Pemilihan filter air tidak dapat ditentukan hanya dengan mahal dan murah saja, keduanya pasti memiliki karakteristik dan konsekuensi jangka panjang yang berbeda, lalu apa yang menjadi perbandingannya? Berikut penjelasan detailnya : 

1. Material dan Konstruksi

Filter air yang murah biasanya dibuat dengan housing plastik yang lebih tipis sehingga memiliki ketahanan terhadap tekanan lebih rendah. Selain itu, media yang dipakai seringkali tidak maksimal dan stabil dalam penggunaannya. Akibatnya, filter ini cenderung lebih cepat rusak, retak, bahkan penurunan performa setelah pemakaian beberapa bulan. 

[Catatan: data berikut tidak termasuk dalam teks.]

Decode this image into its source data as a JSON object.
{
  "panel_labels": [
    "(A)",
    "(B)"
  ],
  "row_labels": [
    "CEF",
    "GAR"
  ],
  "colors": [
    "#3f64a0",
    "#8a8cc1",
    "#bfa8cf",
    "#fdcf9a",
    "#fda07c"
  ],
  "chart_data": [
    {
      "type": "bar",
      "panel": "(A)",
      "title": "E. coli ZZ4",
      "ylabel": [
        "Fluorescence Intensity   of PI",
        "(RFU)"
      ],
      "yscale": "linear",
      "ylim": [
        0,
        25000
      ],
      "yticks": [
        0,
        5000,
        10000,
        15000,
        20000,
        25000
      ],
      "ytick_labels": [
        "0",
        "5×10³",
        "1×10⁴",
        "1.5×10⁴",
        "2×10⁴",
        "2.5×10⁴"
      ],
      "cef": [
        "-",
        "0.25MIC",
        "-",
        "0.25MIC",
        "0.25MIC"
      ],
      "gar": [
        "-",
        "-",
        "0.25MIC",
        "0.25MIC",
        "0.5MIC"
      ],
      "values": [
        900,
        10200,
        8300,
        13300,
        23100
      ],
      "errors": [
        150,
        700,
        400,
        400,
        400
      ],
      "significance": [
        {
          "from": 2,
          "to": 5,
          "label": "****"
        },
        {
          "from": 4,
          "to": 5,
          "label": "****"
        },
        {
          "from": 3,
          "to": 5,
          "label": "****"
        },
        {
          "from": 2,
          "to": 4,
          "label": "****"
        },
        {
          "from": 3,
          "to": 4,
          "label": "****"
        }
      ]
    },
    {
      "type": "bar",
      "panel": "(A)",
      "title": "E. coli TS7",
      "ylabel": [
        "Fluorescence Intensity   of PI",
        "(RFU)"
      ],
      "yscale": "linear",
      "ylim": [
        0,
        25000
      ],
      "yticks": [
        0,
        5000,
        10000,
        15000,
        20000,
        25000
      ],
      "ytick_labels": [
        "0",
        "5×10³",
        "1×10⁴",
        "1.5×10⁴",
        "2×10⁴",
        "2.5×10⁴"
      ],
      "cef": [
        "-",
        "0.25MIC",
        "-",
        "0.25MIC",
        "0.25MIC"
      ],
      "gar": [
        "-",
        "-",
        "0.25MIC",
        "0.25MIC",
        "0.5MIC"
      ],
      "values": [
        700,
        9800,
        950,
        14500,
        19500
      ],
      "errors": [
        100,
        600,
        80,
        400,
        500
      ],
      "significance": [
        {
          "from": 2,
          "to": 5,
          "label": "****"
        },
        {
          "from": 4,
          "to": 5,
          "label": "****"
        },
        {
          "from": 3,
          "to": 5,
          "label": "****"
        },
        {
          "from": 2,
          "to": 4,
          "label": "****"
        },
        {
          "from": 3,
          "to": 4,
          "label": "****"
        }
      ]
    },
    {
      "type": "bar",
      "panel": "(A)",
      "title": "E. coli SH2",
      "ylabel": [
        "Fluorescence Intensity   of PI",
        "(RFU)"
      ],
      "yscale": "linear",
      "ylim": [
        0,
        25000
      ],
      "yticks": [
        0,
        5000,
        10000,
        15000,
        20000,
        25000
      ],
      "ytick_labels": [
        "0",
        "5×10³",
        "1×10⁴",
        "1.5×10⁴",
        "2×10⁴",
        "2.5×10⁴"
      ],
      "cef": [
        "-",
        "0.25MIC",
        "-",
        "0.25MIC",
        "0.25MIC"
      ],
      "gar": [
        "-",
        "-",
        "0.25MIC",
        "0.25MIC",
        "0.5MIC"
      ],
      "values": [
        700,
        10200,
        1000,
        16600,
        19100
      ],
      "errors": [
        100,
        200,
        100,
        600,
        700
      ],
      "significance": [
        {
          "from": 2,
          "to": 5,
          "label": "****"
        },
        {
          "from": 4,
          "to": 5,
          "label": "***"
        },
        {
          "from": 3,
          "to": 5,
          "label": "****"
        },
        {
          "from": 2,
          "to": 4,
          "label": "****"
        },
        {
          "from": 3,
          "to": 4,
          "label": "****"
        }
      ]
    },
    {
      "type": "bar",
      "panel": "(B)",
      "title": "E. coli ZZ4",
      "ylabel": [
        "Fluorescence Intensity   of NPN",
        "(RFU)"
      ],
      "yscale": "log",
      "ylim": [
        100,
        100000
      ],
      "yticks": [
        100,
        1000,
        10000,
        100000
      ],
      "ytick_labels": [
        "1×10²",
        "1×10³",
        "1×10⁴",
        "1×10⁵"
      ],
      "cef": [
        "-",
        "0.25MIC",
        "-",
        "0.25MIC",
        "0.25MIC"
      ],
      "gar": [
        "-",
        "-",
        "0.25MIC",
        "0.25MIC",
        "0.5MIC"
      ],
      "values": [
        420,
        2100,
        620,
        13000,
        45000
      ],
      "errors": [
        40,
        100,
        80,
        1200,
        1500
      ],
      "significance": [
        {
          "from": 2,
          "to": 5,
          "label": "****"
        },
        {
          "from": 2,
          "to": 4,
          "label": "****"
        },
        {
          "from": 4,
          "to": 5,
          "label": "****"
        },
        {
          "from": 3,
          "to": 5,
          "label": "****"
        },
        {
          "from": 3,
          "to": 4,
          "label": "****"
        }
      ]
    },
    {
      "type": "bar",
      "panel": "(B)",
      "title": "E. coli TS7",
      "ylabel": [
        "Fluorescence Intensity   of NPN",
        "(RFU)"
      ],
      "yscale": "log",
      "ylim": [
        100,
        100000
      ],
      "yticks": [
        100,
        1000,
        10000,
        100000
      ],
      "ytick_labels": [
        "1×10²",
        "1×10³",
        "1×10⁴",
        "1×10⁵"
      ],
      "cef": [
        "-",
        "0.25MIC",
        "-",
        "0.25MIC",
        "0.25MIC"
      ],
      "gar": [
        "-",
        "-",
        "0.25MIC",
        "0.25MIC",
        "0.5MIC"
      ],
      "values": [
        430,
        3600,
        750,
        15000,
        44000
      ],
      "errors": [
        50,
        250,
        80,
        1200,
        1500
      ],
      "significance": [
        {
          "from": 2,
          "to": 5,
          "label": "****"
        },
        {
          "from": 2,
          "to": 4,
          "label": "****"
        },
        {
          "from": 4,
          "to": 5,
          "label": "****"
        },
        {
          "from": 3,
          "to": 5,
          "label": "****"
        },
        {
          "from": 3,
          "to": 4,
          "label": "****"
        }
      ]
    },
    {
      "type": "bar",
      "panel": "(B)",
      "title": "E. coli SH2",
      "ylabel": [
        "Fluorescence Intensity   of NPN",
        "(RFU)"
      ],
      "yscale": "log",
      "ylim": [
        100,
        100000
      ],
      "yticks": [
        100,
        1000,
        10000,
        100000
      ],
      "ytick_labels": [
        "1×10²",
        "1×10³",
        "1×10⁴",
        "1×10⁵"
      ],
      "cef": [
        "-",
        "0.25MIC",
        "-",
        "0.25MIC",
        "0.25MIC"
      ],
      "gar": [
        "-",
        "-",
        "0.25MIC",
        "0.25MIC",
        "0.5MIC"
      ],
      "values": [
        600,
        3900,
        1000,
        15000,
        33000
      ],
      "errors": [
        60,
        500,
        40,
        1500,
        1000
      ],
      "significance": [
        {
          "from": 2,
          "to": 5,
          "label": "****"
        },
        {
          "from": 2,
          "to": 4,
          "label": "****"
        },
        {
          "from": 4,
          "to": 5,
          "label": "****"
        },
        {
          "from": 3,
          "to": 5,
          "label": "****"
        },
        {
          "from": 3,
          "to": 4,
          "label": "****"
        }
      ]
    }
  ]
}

Berbeda dengan filter premium yang menggunakan bahan lebih kuat, serta dilengkapi dengan media filtrasi berstandar tinggi seperti carbon dan resin. Konstruksi yang lebih unggul ini jelas lebih tahan lama dan stabil untuk digunakan dalam jangka panjang.

2. Efektivitas Filtrasi

Filter dengan harga murah umumnya mencampur beberapa media filter sehingga umur media filter lebih pendek karena tidak dapat diregenerasi ataupun melakukan pencucian media. Filter murah umumnya tidak dirancang untuk mengatasi masalah kontaminan logam seperti besi dan mangan.
Sementara itu, filter premium mampu menyaring hingga masalah kontaminan logam sesuai dengan kualitas air yang tersedia. Selain itu, dengan menggunakan media berbeda setiap tabungnya, filter premium memiliki umur media filter yang lebih panjang karena dapat melakukan maintenance terhadap media. 

3. Konsistensi dan Standar Kualitas

Produk filter yang murah seringkali tidak memiliki standar kualitas atau sertifikasi khusus sehingga performanya dapat bervariasi antara satu produk dengan yang lainnya. Hal ini menyebabkan produk tidak dapat diandalkan untuk proses yang membutuhkan konsistensi yang tinggi. 

Filter premium biasanya telah melalui proses quality control yang ketat dan memiliki sertifikasi internasional seperti NSF, FDA, ataupun ISO. Hal ini memastikan bahwa setiap produk memberikan hasil yang stabil dan sesuai standar, sesuatu yang sangat penting untuk industri makanan, minuman, farmasi, dan manufaktur.

4. Biaya Jangka Panjang

Pembelian untuk filter di awal memang jauh lebih rendah, namun biaya perawatannya cenderung lebih tinggi. Pergantian cartridge, turunnya flowrate, potensi kerusakan tabung, mengakibatkan harga dalam jangka waktu yang panjang membengkak menjadi lebih besar.
Filter premium memang membutuhkan investasi awal yang lebih besar, namun umur pakainya lebih panjang, maintenance lebih jarang, dan performanya lebih stabil. Jika dihitung total cost per year, filter premium justru lebih hemat untuk penggunaan serius atau volume besar.

5. Garansi  

Biasanya filter murah tidak berani memberikan jaminan garansi lama dibandingkan dengan filter premium yang memberikan garansi di berbagai sparepart karena filter yang premium memiliki kemampuan untuk ketahanan kualitas. 

Mana yang Layak Digunakan dalam Jangka Panjang?

Filter murah cocok digunakan untuk kebutuhan rumah tangga sederhana atau sekadar pre-filter. Tapi jika kualitas air sangat berpengaruh terhadap proses produksi atau kualitas produk, filter premium jauh lebih menguntungkan. Industri F&B, minuman, farmasi, printing, dan manufaktur membutuhkan kualitas air yang tidak boleh turun, sehingga filter premium menjadi pilihan yang paling aman dan efektif.
Kesimpulannya, filter premium adalah investasi jangka panjang yang tidak hanya memberikan kualitas air lebih baik, tetapi juga mengurangi downtime, risiko kontaminasi, dan biaya operasional.